Cet article du Monde daté du 19 décembre qui vient à point nommé confirmer ce que je suggérais : parler au nom de l'absolu n'est jamais anodin et la tolérance n'est pas précisément la vertu cardinale des représentants des églises … quelles qu'elles soient. Il me rappelle étrangement ces remarques répétées de Mauriac sur les erreurs commises par l’Église au moment de l'Affaire Dreyfus et le prix - lourd - qu'elle paya par la suite dont Vatican II, à ses yeux, pouvaient formuler une sorte de conclusion autant que de pardon.

1905, au même titre que 1901 -loi sur les associations - est une conséquence directe de l'Affaire : politique d'abord avec l'avènement des premiers gouvernements de gauche - radicaux j'entends - qui marquent la sanction de la double compromission de l’Église et de la droite avec le mensonge d’État et l'antisémitisme.

Que cette séparation ne fût pas allée sans mal est évident : l'affaire des inventaires le prouva assez ainsi que l'anticléricalisme revanchard du petit père Combes.
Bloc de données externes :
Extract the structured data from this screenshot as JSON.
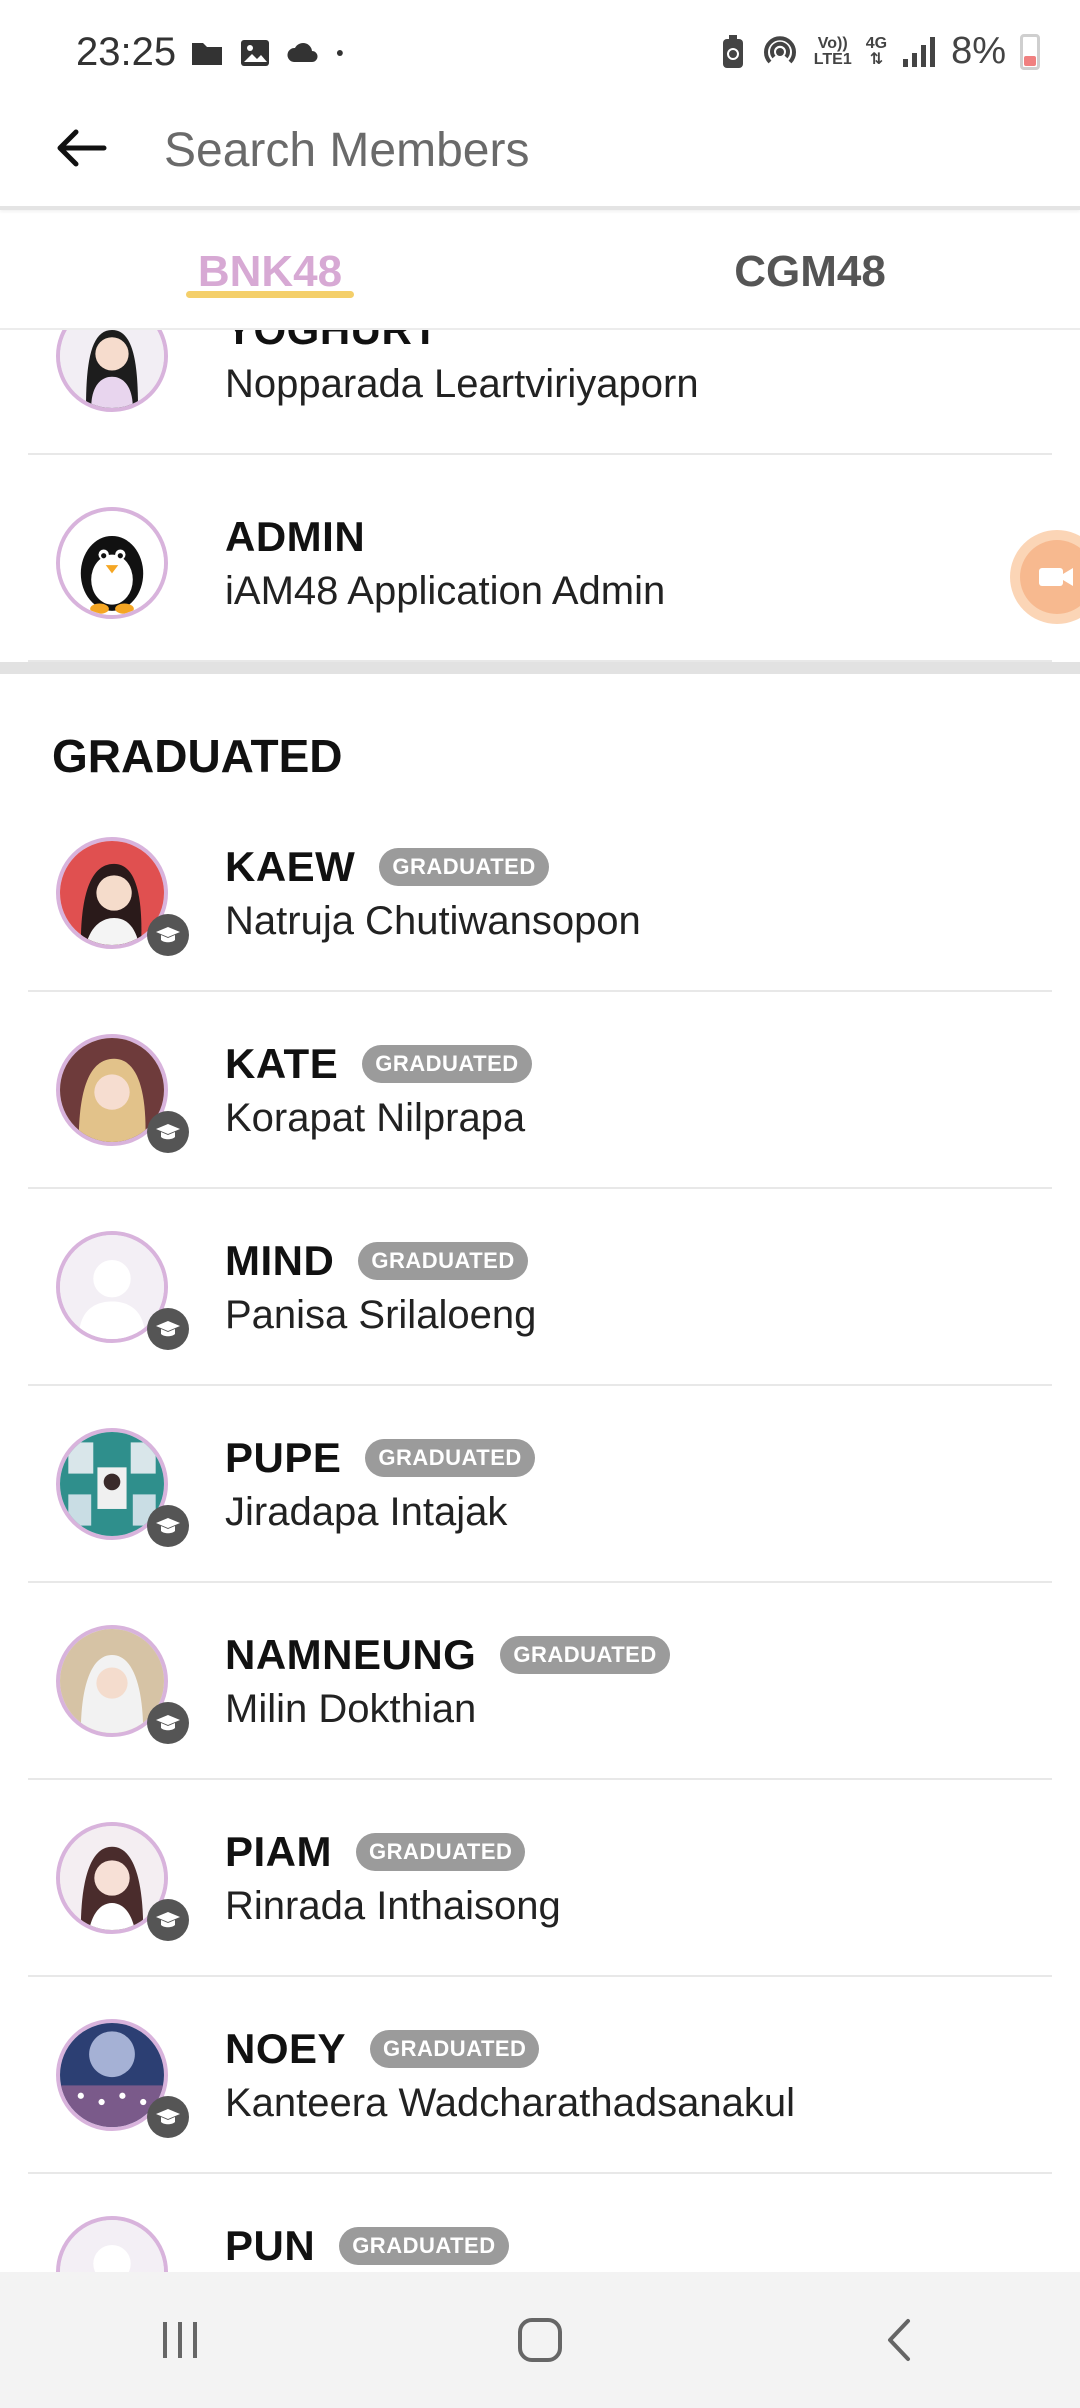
{
  "status_bar": {
    "time": "23:25",
    "battery_text": "8%",
    "left_icons": [
      "folder-icon",
      "image-icon",
      "cloud-icon",
      "dot-icon"
    ],
    "right_icons": [
      "battery-saver-icon",
      "hotspot-icon",
      "volte-icon",
      "4g-icon",
      "signal-icon",
      "battery-icon"
    ],
    "volte_label_top": "Vo))",
    "volte_label_bottom": "LTE1",
    "net_label": "4G"
  },
  "search": {
    "placeholder": "Search Members"
  },
  "tabs": [
    {
      "label": "BNK48",
      "active": true
    },
    {
      "label": "CGM48",
      "active": false
    }
  ],
  "members_top": [
    {
      "nickname": "YOGHURT",
      "fullname": "Nopparada Leartviriyaporn"
    },
    {
      "nickname": "ADMIN",
      "fullname": "iAM48 Application Admin"
    }
  ],
  "graduated_section": {
    "title": "GRADUATED",
    "badge_label": "GRADUATED",
    "members": [
      {
        "nickname": "KAEW",
        "fullname": "Natruja Chutiwansopon"
      },
      {
        "nickname": "KATE",
        "fullname": "Korapat Nilprapa"
      },
      {
        "nickname": "MIND",
        "fullname": "Panisa Srilaloeng"
      },
      {
        "nickname": "PUPE",
        "fullname": "Jiradapa Intajak"
      },
      {
        "nickname": "NAMNEUNG",
        "fullname": "Milin Dokthian"
      },
      {
        "nickname": "PIAM",
        "fullname": "Rinrada Inthaisong"
      },
      {
        "nickname": "NOEY",
        "fullname": "Kanteera Wadcharathadsanakul"
      },
      {
        "nickname": "PUN",
        "fullname": ""
      }
    ]
  },
  "colors": {
    "tab_active": "#d7a9d4",
    "tab_underline": "#f4cf6a",
    "avatar_border": "#d8b3dc",
    "pill_bg": "#9b9b9b",
    "float_badge": "#f7b98f"
  },
  "nav_bar": [
    "recent-apps-icon",
    "home-icon",
    "back-icon"
  ]
}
Ce pays, tout révolutionnaire qu'il avait eu été, tout républicain qu'il fût demeuré , demeurait encore essentiellement agricole et traditionaliste. C'était, et le reste, toute l'ambivalence de la France. Ce pays lentement se rosissait politiquement et ceci jusqu'aux élections de 1914 où la SFIO progressant significativement allait faire gagner la gauche.

Cette séparation, qui ne concerne pas l'Alsace-Moselle alors allemande, pose l'essentiel de la laïcité : l’État ne reconnaît ni ne rémunère aucun culte. La foi, la pratique religieuse font partie de la sphère privée, de la liberté individuelle, certes, mais de l'autre côté ceci signifie qu'aucune injonction religieuse, aucun anathème, aucune proscription ne saurait plus avoir de valeur contraignante, ni politiquement ; ni juridiquement.

Elle fait partie, avec les lois Ferry sur l'école, des fondamentaux de la République et je ne m'étonne pas que toutes les tentatives depuis un siècle pour la modifier aient pour l'essentiel avorté. Le débat existe néanmoins sur une laïcité plus ouverte : ce fut, dès son entrée en fonction en 2007, le discours du Latran où Sarkozy tenta une reconnaissance des racines chrétiennes de la France - débat sur les racines qui avait déjà agité l'accouchement raté de la constitution européenne telle que l'avait pensée Giscard où cette mentions figurait initialement dans le préambule avant d'être retirée sur l'exigence notamment de Chirac.

Sans doute l'attitude des autorités est-elle plus aisée désormais que l’Église - catholique s'entend - est moins puissante et universelle qu'elle le fut en 1905 et la séparation, après tout, n'implique pas nécessairement goujaterie et mépris. Il n'en reste pas moins que le financement des écoles confessionnelles pose par définition un problème même si le contrat imposé par la loi Debré limite les risques. Les figures extrêmes peuvent faire sourire tel R Castro rappelant récemment dans le Monde « Ça ne me dérange pas de parler de séparatisme. Je suis un laïcard acharné, je bouffe du curé, de l’imam et du rabbin. », elles rappellent seulement que les relations furent tendues, manquent souvent de peu de le redevenir - et pas seulement avec l'Islam - souvenons-nous des débats infâmes parfois autour du mariage pour tous.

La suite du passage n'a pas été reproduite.